West Virginia laws should improve state’s voting process

West Virginia’s voting process should be improved as a result of two bills passed by the state’s Legislature.

One of the measures makes it easier to register to vote. The other is a common-sense bill making it easier to clear the names of dead people from voting rolls.

The registration measure will permit West Virginians to register online if they already have a digital signature on file with the Division of Motor Vehicles or other state agencies. The bill allows county clerks to digitally transfer a potential voter’s signature from a driver’s license application to the voter registration form. In the future, the state hopes to approve other means of verifying identity for prospective voters, such as Social Security numbers.

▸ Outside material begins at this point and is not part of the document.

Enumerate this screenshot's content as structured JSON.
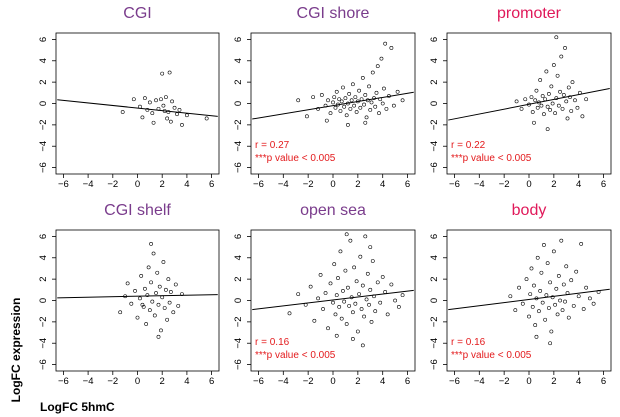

Secretary of State Natalie Tennant told the Charleston Gazette: “I am always about making elections more accessible to the voter and more efficient for the voter, too,’’ Tennant said.

The other bill addresses an incredulous situation that bars county clerks from removing a dead person’s name from voting rolls even when it is clear the person is deceased. Tennant gave the following example to the Charleston paper:

“Did (Sen.) Robert Byrd (D-W.Va.) die?’’ Tennant asked rhetorically. “He did. We had presidents here, we had senators here, he died and we know that. But the county where he was registered couldn’t take him off the rolls.’’

Currently, a clerk needs an official obituary, a death certificate or a sworn statement from a family member to remove someone from a voting list, none of which the Raleigh County Clerk’s office had immediately following Byrd’s death. There were articles about Byrd’s death in nearly every paper in the country, but the clerk’s office did not have an “obituary notice,’’ as required by state code. Because Byrd died out of state, a death certificate was late in arriving, and no family member contacted the clerk’s office.

Under the new law, county clerks will be able to use “other writings” such as newspaper articles or a message from the post office to remove a deceased person’s name from the voting rolls.

Sadly, sometimes it takes a law to permit us to exercise common sense.